Aspiro la última bocanada del cigarrillo y lo dejo caer por el hueco del ascensor. Prefiero no soltar directamente el humo, sólo lo retengo y luego dejo que sea él quién escape de mi boca. Las diez y veintisiete de la noche; ya falta muy poco.

Llevo los guantes ajustados pero compruebo una vez más que puedo mover mis manos sin dificultad. Sé que necesitaré una velocidad y una fuerza implacable en ellas en los próximos instantes. Un mínimo temblor puede significar el fracaso. El cuchillo debe deslizarse entre sus costillas sin titubeos, perforándole el pulmón primero para que pierda la respiración y la capacidad de gritar con la primera puñalada. Después le asestaré repetidamente de diez a quince cuchilladas más por el tórax, provocándole hemorragias importantes que lo desangrarán en un par de minutos. He repasado el procedimiento en mi cabeza una vez tras otra, desgranando las escenas a cámara lenta. He visto ya su cara de terror y el goteo de la sangre sobre el piso de mármol.

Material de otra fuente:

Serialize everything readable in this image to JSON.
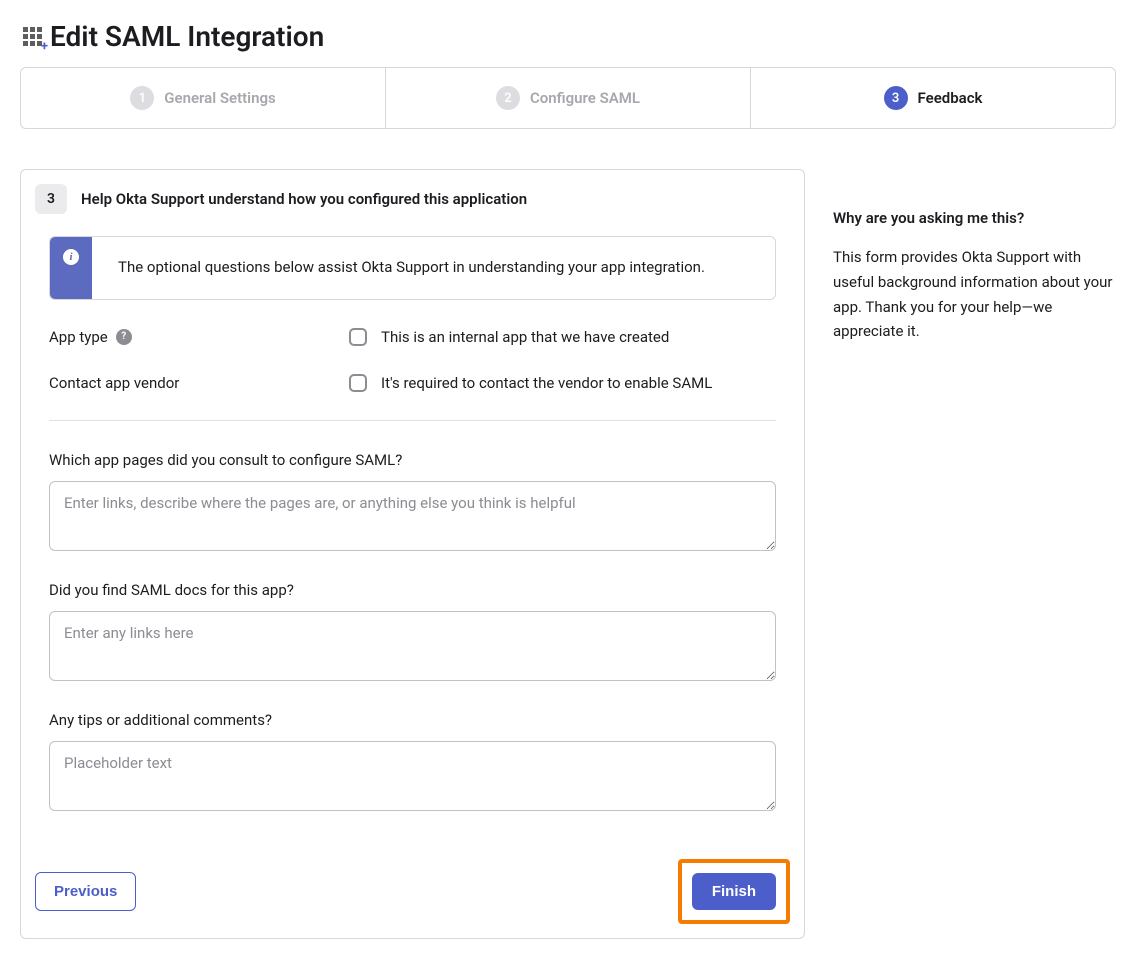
{
  "page": {
    "title": "Edit SAML Integration"
  },
  "wizard": {
    "steps": [
      {
        "num": "1",
        "label": "General Settings"
      },
      {
        "num": "2",
        "label": "Configure SAML"
      },
      {
        "num": "3",
        "label": "Feedback"
      }
    ]
  },
  "section": {
    "num": "3",
    "title": "Help Okta Support understand how you configured this application"
  },
  "info": {
    "text": "The optional questions below assist Okta Support in understanding your app integration."
  },
  "fields": {
    "app_type": {
      "label": "App type",
      "checkbox_label": "This is an internal app that we have created"
    },
    "contact_vendor": {
      "label": "Contact app vendor",
      "checkbox_label": "It's required to contact the vendor to enable SAML"
    },
    "pages_consulted": {
      "label": "Which app pages did you consult to configure SAML?",
      "placeholder": "Enter links, describe where the pages are, or anything else you think is helpful"
    },
    "saml_docs": {
      "label": "Did you find SAML docs for this app?",
      "placeholder": "Enter any links here"
    },
    "tips": {
      "label": "Any tips or additional comments?",
      "placeholder": "Placeholder text"
    }
  },
  "buttons": {
    "previous": "Previous",
    "finish": "Finish"
  },
  "sidebar": {
    "title": "Why are you asking me this?",
    "text": "This form provides Okta Support with useful background information about your app. Thank you for your help—we appreciate it."
  }
}
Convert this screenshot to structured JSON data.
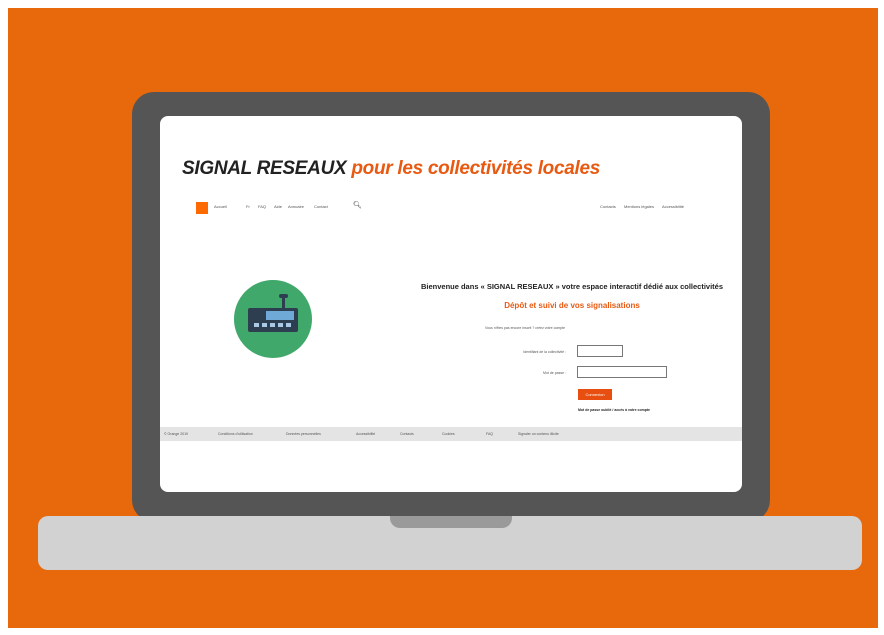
{
  "hero_title": {
    "part1": "SIGNAL RESEAUX",
    "part2": "pour les collectivités locales"
  },
  "nav": {
    "items": [
      "Accueil",
      "Fr",
      "FAQ",
      "Aide",
      "Annuaire",
      "Contact"
    ],
    "right_items": [
      "Contacts",
      "Mentions légales",
      "Accessibilité"
    ]
  },
  "welcome": {
    "title": "Bienvenue dans « SIGNAL RESEAUX » votre espace interactif dédié aux collectivités",
    "subtitle": "Dépôt et suivi de vos signalisations",
    "hint": "Vous n'êtes pas encore inscrit ? créez votre compte"
  },
  "login": {
    "username_label": "Identifiant de la collectivité :",
    "password_label": "Mot de passe :",
    "submit_label": "Connexion",
    "forgot_label": "Mot de passe oublié / accès à votre compte"
  },
  "footer": {
    "items": [
      "© Orange 2019",
      "Conditions d'utilisation",
      "Données personnelles",
      "Accessibilité",
      "Contacts",
      "Cookies",
      "FAQ",
      "Signaler un contenu illicite"
    ]
  },
  "colors": {
    "brand_orange": "#e8680c",
    "accent": "#e85a12",
    "hero_green": "#3fa86a"
  }
}
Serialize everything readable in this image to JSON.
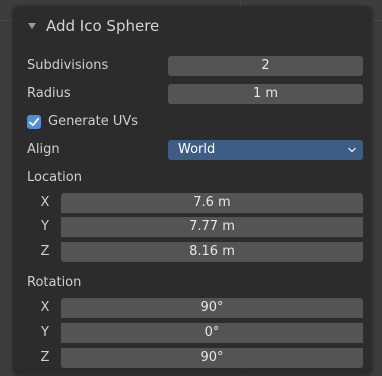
{
  "panel": {
    "title": "Add Ico Sphere"
  },
  "subdivisions": {
    "label": "Subdivisions",
    "value": "2"
  },
  "radius": {
    "label": "Radius",
    "value": "1 m"
  },
  "generate_uvs": {
    "label": "Generate UVs",
    "checked": true
  },
  "align": {
    "label": "Align",
    "value": "World"
  },
  "location": {
    "label": "Location",
    "x": {
      "axis": "X",
      "value": "7.6 m"
    },
    "y": {
      "axis": "Y",
      "value": "7.77 m"
    },
    "z": {
      "axis": "Z",
      "value": "8.16 m"
    }
  },
  "rotation": {
    "label": "Rotation",
    "x": {
      "axis": "X",
      "value": "90°"
    },
    "y": {
      "axis": "Y",
      "value": "0°"
    },
    "z": {
      "axis": "Z",
      "value": "90°"
    }
  },
  "colors": {
    "panel_bg": "#2c2c2c",
    "field_bg": "#545454",
    "accent": "#4f8fd6",
    "dropdown_bg": "#3e5d84"
  },
  "icons": {
    "collapse": "chevron-down-icon",
    "checkbox": "checkmark-icon",
    "dropdown": "chevron-down-icon"
  }
}
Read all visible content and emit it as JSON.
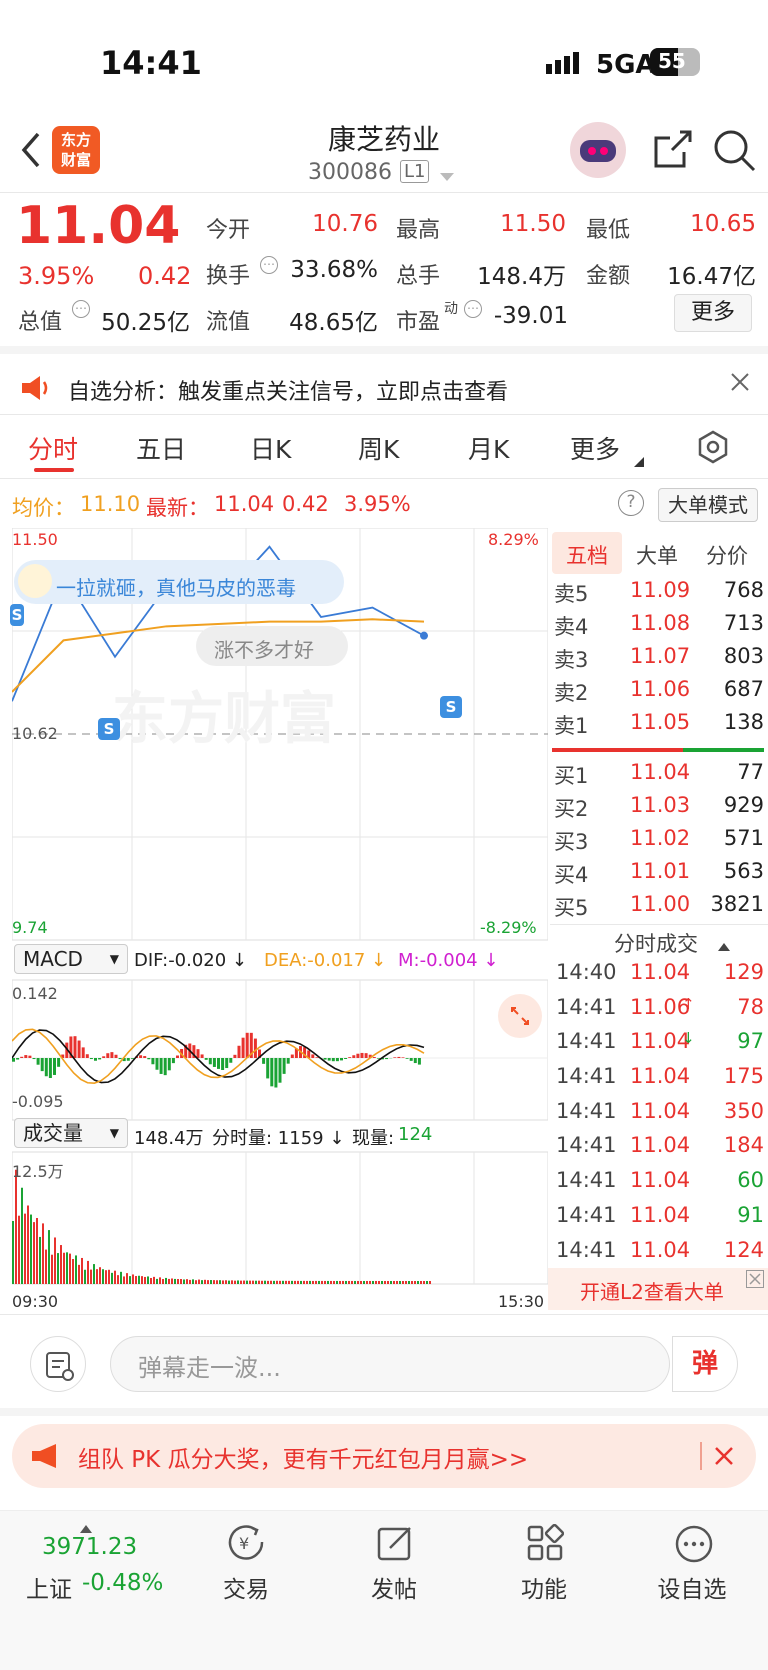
{
  "status": {
    "time": "14:41",
    "network": "5GA",
    "battery": "55"
  },
  "header": {
    "stock_name": "康芝药业",
    "stock_code": "300086",
    "level_badge": "L1",
    "logo_text": "东方\n财富",
    "back_icon": "chevron-left-icon",
    "share_icon": "share-icon",
    "search_icon": "search-icon"
  },
  "quote": {
    "price": "11.04",
    "change_pct": "3.95%",
    "change": "0.42",
    "open_label": "今开",
    "open": "10.76",
    "high_label": "最高",
    "high": "11.50",
    "low_label": "最低",
    "low": "10.65",
    "turnover_label": "换手",
    "turnover": "33.68%",
    "volume_label": "总手",
    "volume": "148.4万",
    "amount_label": "金额",
    "amount": "16.47亿",
    "mktcap_label": "总值",
    "mktcap": "50.25亿",
    "float_label": "流值",
    "float": "48.65亿",
    "pe_label": "市盈",
    "pe_sup": "动",
    "pe": "-39.01",
    "more_label": "更多"
  },
  "notice": {
    "text": "自选分析：触发重点关注信号，立即点击查看"
  },
  "tabs": [
    {
      "label": "分时"
    },
    {
      "label": "五日"
    },
    {
      "label": "日K"
    },
    {
      "label": "周K"
    },
    {
      "label": "月K"
    },
    {
      "label": "更多"
    }
  ],
  "info_row": {
    "avg_label": "均价：",
    "avg": "11.10",
    "last_label": "最新：",
    "last": "11.04",
    "chg": "0.42",
    "pct": "3.95%",
    "mode_btn": "大单模式"
  },
  "chart": {
    "y_high": "11.50",
    "y_ref": "10.62",
    "y_low": "9.74",
    "pct_high": "8.29%",
    "pct_low": "-8.29%",
    "time_start": "09:30",
    "time_end": "15:30",
    "comment_1": "一拉就砸，真他马皮的恶毒",
    "comment_2": "涨不多才好",
    "watermark": "东方财富",
    "macd_label": "MACD",
    "dif": "DIF:-0.020 ↓",
    "dea": "DEA:-0.017 ↓",
    "m": "M:-0.004 ↓",
    "macd_top": "0.142",
    "macd_bottom": "-0.095",
    "vol_label": "成交量",
    "vol_total": "148.4万",
    "vol_fenshi": "分时量: 1159 ↓",
    "vol_now_label": "现量:",
    "vol_now": "124",
    "vol_max": "12.5万",
    "s_mark": "S"
  },
  "chart_data": {
    "type": "line",
    "title": "",
    "x": [
      "09:30",
      "10:00",
      "10:30",
      "11:00",
      "11:30",
      "13:30",
      "14:00",
      "14:30",
      "14:41"
    ],
    "series": [
      {
        "name": "",
        "values": [
          10.76,
          11.3,
          10.95,
          11.25,
          11.18,
          11.42,
          11.12,
          11.16,
          11.04
        ]
      },
      {
        "name": "均价",
        "values": [
          10.8,
          11.02,
          11.05,
          11.08,
          11.09,
          11.1,
          11.1,
          11.11,
          11.1
        ]
      }
    ],
    "ylim": [
      9.74,
      11.5
    ],
    "reference": 10.62
  },
  "order_book": {
    "tabs": [
      {
        "label": "五档"
      },
      {
        "label": "大单"
      },
      {
        "label": "分价"
      }
    ],
    "asks": [
      {
        "label": "卖5",
        "price": "11.09",
        "vol": "768"
      },
      {
        "label": "卖4",
        "price": "11.08",
        "vol": "713"
      },
      {
        "label": "卖3",
        "price": "11.07",
        "vol": "803"
      },
      {
        "label": "卖2",
        "price": "11.06",
        "vol": "687"
      },
      {
        "label": "卖1",
        "price": "11.05",
        "vol": "138"
      }
    ],
    "bids": [
      {
        "label": "买1",
        "price": "11.04",
        "vol": "77"
      },
      {
        "label": "买2",
        "price": "11.03",
        "vol": "929"
      },
      {
        "label": "买3",
        "price": "11.02",
        "vol": "571"
      },
      {
        "label": "买4",
        "price": "11.01",
        "vol": "563"
      },
      {
        "label": "买5",
        "price": "11.00",
        "vol": "3821"
      }
    ],
    "trades_title": "分时成交",
    "trades": [
      {
        "time": "14:40",
        "price": "11.04",
        "vol": "129",
        "dir": ""
      },
      {
        "time": "14:41",
        "price": "11.06",
        "vol": "78",
        "dir": "↑"
      },
      {
        "time": "14:41",
        "price": "11.04",
        "vol": "97",
        "dir": "↓"
      },
      {
        "time": "14:41",
        "price": "11.04",
        "vol": "175",
        "dir": ""
      },
      {
        "time": "14:41",
        "price": "11.04",
        "vol": "350",
        "dir": ""
      },
      {
        "time": "14:41",
        "price": "11.04",
        "vol": "184",
        "dir": ""
      },
      {
        "time": "14:41",
        "price": "11.04",
        "vol": "60",
        "dir": ""
      },
      {
        "time": "14:41",
        "price": "11.04",
        "vol": "91",
        "dir": ""
      },
      {
        "time": "14:41",
        "price": "11.04",
        "vol": "124",
        "dir": ""
      }
    ],
    "l2_text": "开通L2查看大单"
  },
  "danmu": {
    "placeholder": "弹幕走一波...",
    "send_label": "弹"
  },
  "promo": {
    "text": "组队 PK 瓜分大奖，更有千元红包月月赢>>"
  },
  "bottom_nav": {
    "index_value": "3971.23",
    "index_name": "上证",
    "index_pct": "-0.48%",
    "items": [
      {
        "label": "交易"
      },
      {
        "label": "发帖"
      },
      {
        "label": "功能"
      },
      {
        "label": "设自选"
      }
    ]
  }
}
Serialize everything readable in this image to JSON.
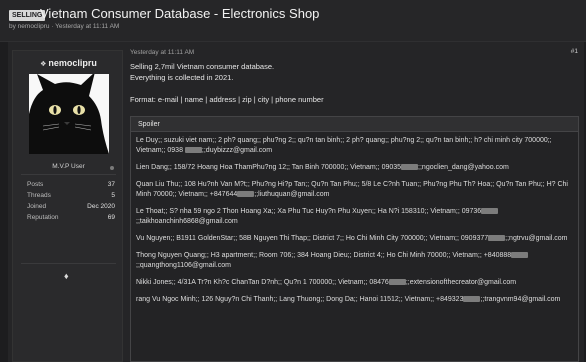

Lo más importante es que debo salir de aquí limpio, por lo que no podré descargar ningún golpe hacia su cuello. Los hombres sangran como cerdos cuando se les degüella. Aún me acuerdo de cómo me pringó de sangre aquel grandullón al que rebané el pescuezo hará seis o siete años en un callejón de Knoxville. No podía ni distinguir el puñal entre mis manos embadurnado como estaba en aquel denso fluido carmesí. Después de todo, siempre me ha parecido irónico que se les llame “armas blancas”; nada hay de pulcro e inmaculado en atravesar el corazón de un hombre. El frío tacto de la hoja se traspasa a su torrente sanguíneo y lo corrompe, de igual modo que los hielos en un vaso corrompen hasta el más preciado whisky. Y de la misma forma que el hielo desaparece en la copa, la sangre devora el puñal con este súbito cambio de temperatura.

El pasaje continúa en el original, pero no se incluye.